Guest (Charles) from Florida says::
I loved your article on Gardeners Island. I grew up in East Hampton in Barns Landing on cliffs edge, as a young boy my friends and I used to take our small outboard boat over to Gardeners Island, fished in cherry harbor, climbed the cement walls on the old Spanish fort. Although we often herd that the caretaker of the island would shoot us with rock salt if caught our sense of adventure, curiosity and youth propelled us to explore the Island. It is one of my fondest memories as a boy growing up on Gardeners Bay. We fantasized about finding the buried treasured as mentioned in your article.
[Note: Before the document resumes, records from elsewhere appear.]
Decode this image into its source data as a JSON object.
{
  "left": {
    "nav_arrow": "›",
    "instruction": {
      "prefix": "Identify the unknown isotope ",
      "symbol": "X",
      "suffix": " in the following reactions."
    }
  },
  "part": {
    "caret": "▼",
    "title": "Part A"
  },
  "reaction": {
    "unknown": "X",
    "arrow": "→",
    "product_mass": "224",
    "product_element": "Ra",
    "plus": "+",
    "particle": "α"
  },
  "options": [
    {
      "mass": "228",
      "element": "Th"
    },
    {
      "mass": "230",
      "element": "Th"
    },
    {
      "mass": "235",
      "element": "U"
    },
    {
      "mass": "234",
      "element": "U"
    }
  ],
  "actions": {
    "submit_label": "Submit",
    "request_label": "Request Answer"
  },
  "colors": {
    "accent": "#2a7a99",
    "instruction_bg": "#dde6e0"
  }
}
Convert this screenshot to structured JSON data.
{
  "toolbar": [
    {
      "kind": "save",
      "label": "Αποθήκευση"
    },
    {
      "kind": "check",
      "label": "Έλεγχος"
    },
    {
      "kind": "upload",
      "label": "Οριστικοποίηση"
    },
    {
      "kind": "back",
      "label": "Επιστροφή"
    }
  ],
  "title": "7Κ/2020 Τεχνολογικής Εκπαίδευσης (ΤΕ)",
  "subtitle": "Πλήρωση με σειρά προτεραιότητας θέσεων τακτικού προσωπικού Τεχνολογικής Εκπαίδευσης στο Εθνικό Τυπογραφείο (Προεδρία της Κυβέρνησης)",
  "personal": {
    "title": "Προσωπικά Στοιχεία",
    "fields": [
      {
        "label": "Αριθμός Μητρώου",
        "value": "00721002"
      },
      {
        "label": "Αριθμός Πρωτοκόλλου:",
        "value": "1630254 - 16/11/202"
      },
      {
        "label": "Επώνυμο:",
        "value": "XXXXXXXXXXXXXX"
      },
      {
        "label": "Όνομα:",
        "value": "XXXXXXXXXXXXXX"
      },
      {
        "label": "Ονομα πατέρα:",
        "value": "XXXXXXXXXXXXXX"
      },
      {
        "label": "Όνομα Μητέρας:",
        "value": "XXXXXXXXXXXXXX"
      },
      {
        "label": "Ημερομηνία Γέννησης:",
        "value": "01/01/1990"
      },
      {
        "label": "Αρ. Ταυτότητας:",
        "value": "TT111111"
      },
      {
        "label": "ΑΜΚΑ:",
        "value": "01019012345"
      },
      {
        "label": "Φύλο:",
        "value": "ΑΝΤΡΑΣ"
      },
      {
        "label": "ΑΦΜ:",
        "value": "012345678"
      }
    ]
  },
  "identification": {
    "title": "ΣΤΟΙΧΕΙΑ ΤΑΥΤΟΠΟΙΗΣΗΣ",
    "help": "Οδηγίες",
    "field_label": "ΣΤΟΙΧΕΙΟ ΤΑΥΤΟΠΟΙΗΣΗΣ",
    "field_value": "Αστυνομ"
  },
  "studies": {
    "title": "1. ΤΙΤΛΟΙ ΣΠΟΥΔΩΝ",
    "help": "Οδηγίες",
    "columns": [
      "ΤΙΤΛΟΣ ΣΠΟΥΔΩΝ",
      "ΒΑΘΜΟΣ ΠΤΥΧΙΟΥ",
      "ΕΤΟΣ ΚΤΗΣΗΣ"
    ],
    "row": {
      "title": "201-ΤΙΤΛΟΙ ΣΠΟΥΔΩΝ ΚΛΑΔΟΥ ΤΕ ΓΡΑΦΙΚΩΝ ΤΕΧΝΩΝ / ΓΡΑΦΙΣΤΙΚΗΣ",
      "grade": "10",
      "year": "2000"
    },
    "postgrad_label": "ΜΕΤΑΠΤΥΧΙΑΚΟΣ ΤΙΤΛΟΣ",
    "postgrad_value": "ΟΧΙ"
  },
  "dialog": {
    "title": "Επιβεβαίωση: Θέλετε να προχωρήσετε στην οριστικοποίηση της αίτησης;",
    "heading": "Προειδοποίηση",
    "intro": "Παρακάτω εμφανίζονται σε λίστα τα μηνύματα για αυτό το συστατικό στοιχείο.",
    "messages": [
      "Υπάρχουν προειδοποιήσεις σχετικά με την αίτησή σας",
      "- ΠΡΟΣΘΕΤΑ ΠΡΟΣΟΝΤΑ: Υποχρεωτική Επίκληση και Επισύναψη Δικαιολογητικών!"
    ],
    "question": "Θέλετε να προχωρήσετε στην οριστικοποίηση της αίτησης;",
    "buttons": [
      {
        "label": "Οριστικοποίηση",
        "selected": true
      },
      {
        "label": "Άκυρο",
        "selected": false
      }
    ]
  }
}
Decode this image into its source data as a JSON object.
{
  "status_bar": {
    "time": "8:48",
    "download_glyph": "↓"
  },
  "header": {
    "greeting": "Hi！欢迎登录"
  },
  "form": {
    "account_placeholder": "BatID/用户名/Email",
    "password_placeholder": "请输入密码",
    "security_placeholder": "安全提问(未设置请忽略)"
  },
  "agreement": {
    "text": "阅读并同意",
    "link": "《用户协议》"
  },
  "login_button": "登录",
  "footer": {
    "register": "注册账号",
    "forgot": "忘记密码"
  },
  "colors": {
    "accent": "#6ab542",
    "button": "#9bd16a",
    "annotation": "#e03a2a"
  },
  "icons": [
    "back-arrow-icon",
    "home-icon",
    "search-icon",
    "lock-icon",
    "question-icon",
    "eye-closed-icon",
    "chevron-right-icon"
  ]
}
The wildlife was abundant; the landscape breathtaking, I have been to a lot of places in my life, but I donít think there is a more beautiful place on earth. I hope that it is always preserved just how it is today and has been for hundreds of years. Thanks again for the article and the trip down memory lane.
Feb 25, 2011 3:11 pm


Nicole A. ...

Nicole A. Flotteron says::
Melinda- Thanks for your kind words. The island is private and family run, not a visitors or resort area. It has remained mostly unchanged for more than 350 years. It costs about $2 million a year in upkeep to maintain the island so from what I understand Alexandra is responsible for that maintenance and upkeep. I hope this answers your question.
Feb 20, 2011 1:21 pm

Guest (Mel) from Keller, TX says::
Nichole, You mentioned that the island is run today by Creels daughter, Alexandra. Excuse my ignorance, but, how do you "run" an island? Is it a visitors resort area? Thanks. And, I love reading the history of the east end, having never traveled to that area of the country. Wishing you spring, Melinda P., Keller, TX
Feb 19, 2011 1:24 pm


Nicole A. ...

Nicole A. Flotteron says::
My apologies Bill, she was the first English child born in New York.
Feb 17, 2011 3:51 pm

Guest (Bill) from North Haven says::
I'm afraid that Elizabeth's birth in 1641 was not the first in New York. Even discounting the thousands of Native Americans that were born before this area was colonized by Europeans she was not the first. That honor goes to Sarah Rapelje, born June 6, 1625 in New Amsterdam.